Privacy Officer et Privacy Consultant
Schéma CDP selon ISO/IEC 17024:2012
European Privacy Auditor
Système de certification ISDP©10003 selon ISO/IEC 17065:2012
Auditor
Selon la norme UNI 11697:2017
Lead Auditor ISO/IEC 27001:2022
Selon la norme ISO/IEC 17024:2012
Délégué à la Protection des données
Selon la norme ISO/IEC 17024:2012
Anti-Bribery Lead Auditor Expert
Selon la norme ISO/IEC 17024:2012
ICT Security Manager
Selon la norme UNI 11506:2017
IT Service Management (ITSM)
Selon la Fondation ITIL
Ethical Hacker (CEH)
Selon EC-Council
Network Defender (CND)
Selon EC-Council
Computer Hacking Forensics Investigator (CHFI)
Selon EC-Council
Penetration Testing Professional (CPENT)
Selon EC-Council

Qualifications professionnelles

Restez au courant de l'actualité mondiale!

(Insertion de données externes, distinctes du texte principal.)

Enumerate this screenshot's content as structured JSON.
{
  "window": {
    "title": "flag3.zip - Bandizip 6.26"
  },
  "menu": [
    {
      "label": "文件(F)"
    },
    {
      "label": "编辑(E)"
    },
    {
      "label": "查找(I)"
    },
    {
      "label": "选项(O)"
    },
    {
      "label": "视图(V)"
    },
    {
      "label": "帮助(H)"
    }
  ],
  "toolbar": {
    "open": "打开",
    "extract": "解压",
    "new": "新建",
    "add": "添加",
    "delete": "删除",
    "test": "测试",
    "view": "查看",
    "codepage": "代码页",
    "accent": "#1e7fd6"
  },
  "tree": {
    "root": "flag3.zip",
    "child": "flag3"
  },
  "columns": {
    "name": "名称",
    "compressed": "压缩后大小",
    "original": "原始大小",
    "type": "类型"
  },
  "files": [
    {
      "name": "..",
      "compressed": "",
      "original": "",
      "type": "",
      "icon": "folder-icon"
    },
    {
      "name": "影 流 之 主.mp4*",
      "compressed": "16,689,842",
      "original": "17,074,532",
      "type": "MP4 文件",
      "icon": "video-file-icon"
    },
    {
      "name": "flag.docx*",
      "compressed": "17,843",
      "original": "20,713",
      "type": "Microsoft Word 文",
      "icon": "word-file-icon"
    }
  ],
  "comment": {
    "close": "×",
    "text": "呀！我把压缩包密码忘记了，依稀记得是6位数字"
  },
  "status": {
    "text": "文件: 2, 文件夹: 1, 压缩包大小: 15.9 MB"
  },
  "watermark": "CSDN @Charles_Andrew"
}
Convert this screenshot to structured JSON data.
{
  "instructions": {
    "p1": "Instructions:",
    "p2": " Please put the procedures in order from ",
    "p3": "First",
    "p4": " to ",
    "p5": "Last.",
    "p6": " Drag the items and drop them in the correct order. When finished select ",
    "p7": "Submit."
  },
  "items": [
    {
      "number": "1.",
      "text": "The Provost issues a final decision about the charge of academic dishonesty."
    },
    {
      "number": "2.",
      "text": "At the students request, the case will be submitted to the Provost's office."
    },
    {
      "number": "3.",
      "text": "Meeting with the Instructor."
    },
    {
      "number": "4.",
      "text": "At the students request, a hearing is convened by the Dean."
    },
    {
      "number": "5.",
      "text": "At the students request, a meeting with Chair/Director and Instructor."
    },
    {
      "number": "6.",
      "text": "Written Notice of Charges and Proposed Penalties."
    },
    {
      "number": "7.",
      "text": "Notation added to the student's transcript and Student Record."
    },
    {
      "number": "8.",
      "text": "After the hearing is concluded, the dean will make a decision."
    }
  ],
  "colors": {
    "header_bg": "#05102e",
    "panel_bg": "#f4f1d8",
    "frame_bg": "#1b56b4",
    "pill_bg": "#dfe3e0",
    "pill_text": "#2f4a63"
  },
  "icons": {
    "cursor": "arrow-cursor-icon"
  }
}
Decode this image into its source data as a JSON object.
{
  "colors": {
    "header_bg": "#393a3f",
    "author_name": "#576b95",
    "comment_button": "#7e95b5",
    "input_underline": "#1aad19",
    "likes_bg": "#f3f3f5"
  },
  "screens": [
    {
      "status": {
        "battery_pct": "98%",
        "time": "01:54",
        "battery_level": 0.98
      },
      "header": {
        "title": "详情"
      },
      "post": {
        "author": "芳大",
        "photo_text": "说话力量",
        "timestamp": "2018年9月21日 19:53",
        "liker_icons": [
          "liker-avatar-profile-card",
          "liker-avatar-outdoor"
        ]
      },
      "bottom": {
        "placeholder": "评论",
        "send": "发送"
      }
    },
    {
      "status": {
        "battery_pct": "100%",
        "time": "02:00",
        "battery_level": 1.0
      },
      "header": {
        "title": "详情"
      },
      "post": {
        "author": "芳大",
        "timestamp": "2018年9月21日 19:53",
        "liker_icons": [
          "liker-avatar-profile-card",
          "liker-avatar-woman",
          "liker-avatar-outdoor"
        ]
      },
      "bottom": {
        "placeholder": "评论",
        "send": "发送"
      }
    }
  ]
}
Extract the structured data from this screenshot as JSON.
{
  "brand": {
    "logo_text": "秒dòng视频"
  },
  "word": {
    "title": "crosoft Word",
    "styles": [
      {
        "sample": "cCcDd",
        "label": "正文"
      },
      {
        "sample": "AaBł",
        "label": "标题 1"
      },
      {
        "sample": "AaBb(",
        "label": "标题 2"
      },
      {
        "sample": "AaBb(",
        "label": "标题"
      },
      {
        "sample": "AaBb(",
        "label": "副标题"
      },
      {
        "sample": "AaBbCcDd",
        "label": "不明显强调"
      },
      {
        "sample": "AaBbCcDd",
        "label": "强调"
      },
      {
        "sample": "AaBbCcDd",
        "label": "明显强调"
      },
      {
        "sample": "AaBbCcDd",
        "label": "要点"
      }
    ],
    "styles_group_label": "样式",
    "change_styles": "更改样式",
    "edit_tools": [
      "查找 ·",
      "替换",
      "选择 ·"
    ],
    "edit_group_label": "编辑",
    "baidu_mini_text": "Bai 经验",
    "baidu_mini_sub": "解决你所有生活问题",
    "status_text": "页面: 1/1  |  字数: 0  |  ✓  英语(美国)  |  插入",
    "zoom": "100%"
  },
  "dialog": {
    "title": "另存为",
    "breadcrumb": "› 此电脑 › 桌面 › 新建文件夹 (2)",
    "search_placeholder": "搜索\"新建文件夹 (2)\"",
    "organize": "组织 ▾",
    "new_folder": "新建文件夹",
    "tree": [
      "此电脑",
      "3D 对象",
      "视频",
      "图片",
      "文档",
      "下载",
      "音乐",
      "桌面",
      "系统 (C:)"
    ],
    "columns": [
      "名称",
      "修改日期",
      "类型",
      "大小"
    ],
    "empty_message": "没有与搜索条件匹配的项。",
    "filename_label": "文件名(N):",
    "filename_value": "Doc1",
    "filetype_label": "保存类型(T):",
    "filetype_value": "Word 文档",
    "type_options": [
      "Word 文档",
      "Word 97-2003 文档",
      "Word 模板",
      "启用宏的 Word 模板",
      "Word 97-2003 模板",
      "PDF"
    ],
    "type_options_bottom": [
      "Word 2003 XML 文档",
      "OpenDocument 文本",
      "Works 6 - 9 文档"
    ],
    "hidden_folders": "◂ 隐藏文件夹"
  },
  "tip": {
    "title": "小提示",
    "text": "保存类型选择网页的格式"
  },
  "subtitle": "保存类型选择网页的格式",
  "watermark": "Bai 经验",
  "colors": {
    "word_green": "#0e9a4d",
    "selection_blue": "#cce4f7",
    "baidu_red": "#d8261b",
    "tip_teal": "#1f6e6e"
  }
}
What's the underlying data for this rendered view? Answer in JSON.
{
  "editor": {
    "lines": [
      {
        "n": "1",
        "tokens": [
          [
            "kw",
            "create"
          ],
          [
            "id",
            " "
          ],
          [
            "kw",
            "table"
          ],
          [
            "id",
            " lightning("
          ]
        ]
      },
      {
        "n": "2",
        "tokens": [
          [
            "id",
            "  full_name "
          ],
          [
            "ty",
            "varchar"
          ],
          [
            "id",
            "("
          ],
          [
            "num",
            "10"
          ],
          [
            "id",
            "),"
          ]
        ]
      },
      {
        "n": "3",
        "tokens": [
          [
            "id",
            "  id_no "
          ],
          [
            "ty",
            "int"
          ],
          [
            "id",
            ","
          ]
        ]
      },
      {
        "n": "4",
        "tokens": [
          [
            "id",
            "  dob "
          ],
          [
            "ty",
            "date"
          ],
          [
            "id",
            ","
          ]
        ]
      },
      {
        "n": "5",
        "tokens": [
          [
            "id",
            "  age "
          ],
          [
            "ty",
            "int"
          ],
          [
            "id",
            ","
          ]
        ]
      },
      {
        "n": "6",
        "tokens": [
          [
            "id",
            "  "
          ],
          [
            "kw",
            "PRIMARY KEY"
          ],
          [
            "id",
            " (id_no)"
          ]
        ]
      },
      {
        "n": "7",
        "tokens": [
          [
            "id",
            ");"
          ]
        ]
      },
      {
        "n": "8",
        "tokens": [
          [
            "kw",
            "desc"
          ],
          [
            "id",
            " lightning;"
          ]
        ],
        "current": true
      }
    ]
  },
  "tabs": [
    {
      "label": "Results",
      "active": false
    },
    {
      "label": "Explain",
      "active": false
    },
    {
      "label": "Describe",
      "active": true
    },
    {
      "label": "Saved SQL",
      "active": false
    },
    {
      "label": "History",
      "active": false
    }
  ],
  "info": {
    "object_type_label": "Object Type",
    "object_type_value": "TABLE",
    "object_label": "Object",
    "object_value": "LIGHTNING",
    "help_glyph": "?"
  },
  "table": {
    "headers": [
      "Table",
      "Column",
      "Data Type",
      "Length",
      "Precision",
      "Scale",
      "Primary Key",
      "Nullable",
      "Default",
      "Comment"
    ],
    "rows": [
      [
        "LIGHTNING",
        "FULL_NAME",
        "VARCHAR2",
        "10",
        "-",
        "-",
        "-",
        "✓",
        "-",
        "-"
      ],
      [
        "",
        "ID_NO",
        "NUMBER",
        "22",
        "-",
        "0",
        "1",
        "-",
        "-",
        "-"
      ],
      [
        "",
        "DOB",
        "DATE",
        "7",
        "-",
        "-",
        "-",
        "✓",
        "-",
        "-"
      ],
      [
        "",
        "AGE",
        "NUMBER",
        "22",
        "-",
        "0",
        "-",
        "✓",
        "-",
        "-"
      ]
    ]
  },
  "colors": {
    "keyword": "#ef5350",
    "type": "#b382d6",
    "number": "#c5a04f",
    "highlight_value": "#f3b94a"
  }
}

Sélectionnez les thèmes qui vous intéressent:

News

Home / News
/
Ils les partagent avec Google et Facebook: Les applications pour aider les gens à se libérer de la dépendance aux stupéfiants accèdent aux données personnelles

Ils les partagent avec Google et Facebook: Les applications pour aider les gens à se libérer de la dépendance aux stupéfiants accèdent aux données personnelles

Les applications utilisées par des milliers de personnes cherchant un soutien pour guérir de la dépendance aux opiacés ont accès à des informations personnelles sensibles et peuvent les envoyer à Google et Facebook, qui à leur tour sont en mesure d’identifier les utilisateurs. Le Financial Times mentionne une étude publiée ces derniers jours par Expressvpn Digital Security Lab, qui a examiné le code source de 10 de ces applications Android en découvrant que beaucoup d’entre elles accédaient à des données privées telles que le numéro de téléphone, l’opérateur de téléphone et l’adresse IP de l’utilisateur.

Après avoir été agrégées, ces informations peuvent en effet être utilisées pour identifier les utilisateurs qui pourraient être visés par des tiers comme annonceurs ou autorités de pays où la consommation de drogues est punie par la loi. Dans certains cas, il a été découvert que des informations telles que les données GPS sur l’emplacement de l’utilisateur sont partagées avec Facebook et d’autres tiers.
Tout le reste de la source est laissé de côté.